Qubes Air: Generalizing the Qubes Architecture

The Qubes OS project has been around for nearly 8 years now, since its original announcement back in April 2010 (and the actual origin date can be traced back to November 11th, 2009, when an initial email introducing this project was sent within ITL internally). Over these years Qubes has achieved reasonable success: according to our estimates, it has nearly 30k regular users. This could even be considered a great success given that 1) it is a new operating system, rather than an application that can be installed in the user’s favorite OS; 2) it has introduced a (radically?) new approach to managing one’s digital life (i.e. an explicit partitioning model into security domains); and last but not least, 3) it has very specific hardware requirements, which is the result of using Xen as the hypervisor and Linux-based Virtual Machines (VMs) for networking and USB qubes. (The term “qube” refers to a compartment – not necessarily a VM – inside a Qubes OS system. We’ll explain this in more detail below.)

For the past several years, we’ve been working hard to bring you Qubes 4.0, which features state-of-the-art technology not seen in previous Qubes versions, notably the next generation Qubes Core Stack and our unique Admin API. We believe this new platform (Qubes 4 represents a major rewrite of the previous Qubes codebase!) paves the way to solving many of the obstacles mentioned above.

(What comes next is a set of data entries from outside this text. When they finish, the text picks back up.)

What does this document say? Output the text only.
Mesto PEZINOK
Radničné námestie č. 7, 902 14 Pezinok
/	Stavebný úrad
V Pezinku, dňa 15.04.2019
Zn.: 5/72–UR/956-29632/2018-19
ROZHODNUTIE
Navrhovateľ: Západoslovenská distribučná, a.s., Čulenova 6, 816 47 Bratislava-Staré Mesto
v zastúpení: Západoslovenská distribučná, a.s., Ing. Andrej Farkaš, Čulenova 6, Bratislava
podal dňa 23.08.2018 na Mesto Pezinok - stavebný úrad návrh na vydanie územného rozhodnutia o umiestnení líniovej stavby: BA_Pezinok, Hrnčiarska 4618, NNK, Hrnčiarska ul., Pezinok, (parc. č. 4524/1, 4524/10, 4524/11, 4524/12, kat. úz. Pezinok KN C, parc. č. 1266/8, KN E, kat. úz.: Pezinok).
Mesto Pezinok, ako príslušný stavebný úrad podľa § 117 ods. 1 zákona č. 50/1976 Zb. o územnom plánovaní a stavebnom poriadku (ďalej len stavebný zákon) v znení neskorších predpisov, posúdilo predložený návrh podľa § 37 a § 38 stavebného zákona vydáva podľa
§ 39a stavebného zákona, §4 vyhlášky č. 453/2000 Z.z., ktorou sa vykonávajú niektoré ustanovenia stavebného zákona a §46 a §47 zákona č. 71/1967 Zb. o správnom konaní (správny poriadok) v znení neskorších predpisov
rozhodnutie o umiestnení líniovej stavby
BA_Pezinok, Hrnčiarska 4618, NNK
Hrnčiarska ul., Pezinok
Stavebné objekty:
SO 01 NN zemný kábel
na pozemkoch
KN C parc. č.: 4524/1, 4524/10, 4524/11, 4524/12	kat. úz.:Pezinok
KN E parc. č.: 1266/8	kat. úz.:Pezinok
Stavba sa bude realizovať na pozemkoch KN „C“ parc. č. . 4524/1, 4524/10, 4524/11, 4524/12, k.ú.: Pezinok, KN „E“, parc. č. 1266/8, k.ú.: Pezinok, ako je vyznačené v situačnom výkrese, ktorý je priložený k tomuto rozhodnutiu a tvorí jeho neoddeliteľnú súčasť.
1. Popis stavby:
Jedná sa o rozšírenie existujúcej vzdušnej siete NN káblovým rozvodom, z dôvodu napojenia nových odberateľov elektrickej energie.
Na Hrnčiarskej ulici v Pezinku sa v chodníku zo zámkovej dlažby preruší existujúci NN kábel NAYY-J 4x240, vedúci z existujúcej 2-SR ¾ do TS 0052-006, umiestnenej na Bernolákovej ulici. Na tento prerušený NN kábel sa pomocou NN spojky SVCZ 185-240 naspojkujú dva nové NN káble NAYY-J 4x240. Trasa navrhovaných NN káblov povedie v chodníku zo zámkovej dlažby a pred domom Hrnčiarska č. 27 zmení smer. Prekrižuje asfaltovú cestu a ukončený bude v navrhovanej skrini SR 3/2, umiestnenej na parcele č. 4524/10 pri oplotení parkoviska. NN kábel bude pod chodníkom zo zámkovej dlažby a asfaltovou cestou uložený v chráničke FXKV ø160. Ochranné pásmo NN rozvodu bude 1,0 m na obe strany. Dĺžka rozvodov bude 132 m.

The new, flexible architecture of Qubes 4 will also open up new possibilities, and we’ve recently been thinking about how Qubes OS should evolve in the long term. In this article, I discuss this vision, which we call Qubes Air. It should be noted that what I describe in this article has not been implemented yet.

Why?

Before we take a look at the long-term vision, it might be helpful to understand why we would like the Qubes architecture to further evolve. Let us quickly recap some of the most important current weaknesses of Qubes OS (including Qubes 4.0).

Deployment cost (aka “How do I find a Qubes-compatible laptop?”)

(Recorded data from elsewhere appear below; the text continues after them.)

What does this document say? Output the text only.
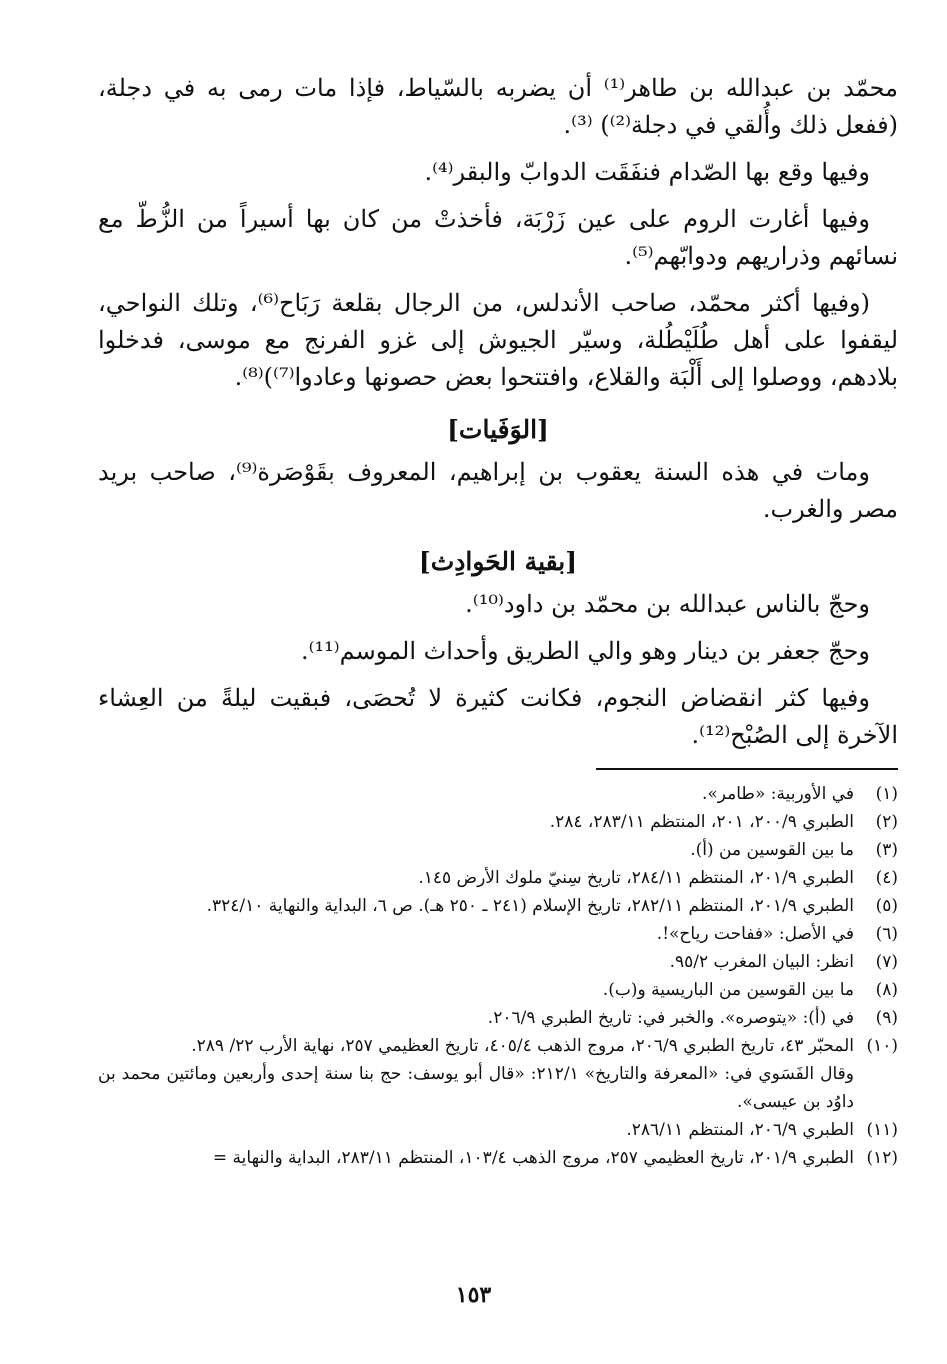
محمّد بن عبدالله بن طاهر⁽¹⁾ أن يضربه بالسّياط، فإذا مات رمى به في دجلة، (ففعل ذلك وأُلقي في دجلة⁽²⁾) ⁽³⁾.

وفيها وقع بها الصّدام فنفَقَت الدوابّ والبقر⁽⁴⁾.

وفيها أغارت الروم على عين زَرْبَة، فأخذتْ من كان بها أسيراً من الزُّطّ مع نسائهم وذراريهم ودوابّهم⁽⁵⁾.

(وفيها أكثر محمّد، صاحب الأندلس، من الرجال بقلعة رَبَاح⁽⁶⁾، وتلك النواحي، ليقفوا على أهل طُلَيْطُلة، وسيّر الجيوش إلى غزو الفرنج مع موسى، فدخلوا بلادهم، ووصلوا إلى أَلْبَة والقلاع، وافتتحوا بعض حصونها وعادوا⁽⁷⁾)⁽⁸⁾.

[الوَفَيات]

ومات في هذه السنة يعقوب بن إبراهيم، المعروف بقَوْصَرة⁽⁹⁾، صاحب بريد مصر والغرب.

[بقية الحَوادِث]

وحجّ بالناس عبدالله بن محمّد بن داود⁽¹⁰⁾.

وحجّ جعفر بن دينار وهو والي الطريق وأحداث الموسم⁽¹¹⁾.

وفيها كثر انقضاض النجوم، فكانت كثيرة لا تُحصَى، فبقيت ليلةً من العِشاء الآخرة إلى الصُبْح⁽¹²⁾.

(١)
في الأوربية: «طامر».
(٢)
الطبري ٢٠٠/٩، ٢٠١، المنتظم ٢٨٣/١١، ٢٨٤.
(٣)
ما بين القوسين من (أ).
(٤)
الطبري ٢٠١/٩، المنتظم ٢٨٤/١١، تاريخ سِنيّ ملوك الأرض ١٤٥.
(٥)
الطبري ٢٠١/٩، المنتظم ٢٨٢/١١، تاريخ الإسلام (٢٤١ ـ ٢٥٠ هـ). ص ٦، البداية والنهاية ٣٢٤/١٠.
(٦)
في الأصل: «ففاحت رياح»!.
(٧)
انظر: البيان المغرب ٩٥/٢.
(٨)
ما بين القوسين من الباريسية و(ب).
(٩)
في (أ): «يتوصره». والخبر في: تاريخ الطبري ٢٠٦/٩.
(١٠)
المحبّر ٤٣، تاريخ الطبري ٢٠٦/٩، مروج الذهب ٤٠٥/٤، تاريخ العظيمي ٢٥٧، نهاية الأرب ٢٢/ ٢٨٩.
وقال الفَسَوي في: «المعرفة والتاريخ» ٢١٢/١: «قال أبو يوسف: حج بنا سنة إحدى وأربعين ومائتين محمد بن داوُد بن عيسى».
(١١)
الطبري ٢٠٦/٩، المنتظم ٢٨٦/١١.
(١٢)
الطبري ٢٠١/٩، تاريخ العظيمي ٢٥٧، مروج الذهب ١٠٣/٤، المنتظم ٢٨٣/١١، البداية والنهاية =
١٥٣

Probably the biggest current problem with Qubes OS – a problem that prevents its wider adoption – is the difficulty of finding a compatible laptop on which to install it. Then, the whole process of needing to install a new operating system, rather than just adding a new application, scares many people away. It’s hard to be surprised by that.

This problem of deployment is not limited to Qubes OS, by the way. It’s just that, in the case of Qubes OS, these problems are significantly more pronounced due to the aggressive use of virtualization technology to isolate not just apps, but also devices, as well as incompatibilities between Linux drivers and modern hardware. (While these driver issues are not inherent to the architecture of Qubes OS, they affected us nonetheless, since we use Linux-based VMs to handle devices.)

The hypervisor as a single point of failure

Since the beginning, we’ve relied on virtualization technology to isolate individual qubes from one another. However, this has led to the problem of over-dependence on the hypervisor. In recent years, as more and more top notch researchers have begun scrutinizing Xen, a number of security bugs have been discovered. While many of them did not affect the security of Qubes OS, there were still too many that did. :(

Potential Xen bugs present just one, though arguably the most serious, security problem. Other problems arise from the underlying architecture of the x86 platform, where various inter-VM side- and covert-channels are made possible thanks to the aggressively optimized multi-core CPU architecture, most spectacularly demonstrated by the recently published Meltdown and Spectre attacks. Fundamental problems in other areas of the underlying hardware have also been discovered, such as the Row Hammer Attack.

This leads us to a conclusion that, at least for some applications, we would like to be able to achieve better isolation than currently available hypervisors and commodity hardware can provide.

How?

One possible solution to these problems is actually to “move Qubes to the cloud.” Readers who are allergic to the notion of having their private computations running in the (untrusted) cloud should not give up reading just yet. Rest assured that we will also discuss other solutions not involving the cloud. The beauty of Qubes Air, we believe, lies in the fact that all these solutions are largely isomorphic, from both an architecture and code point of view.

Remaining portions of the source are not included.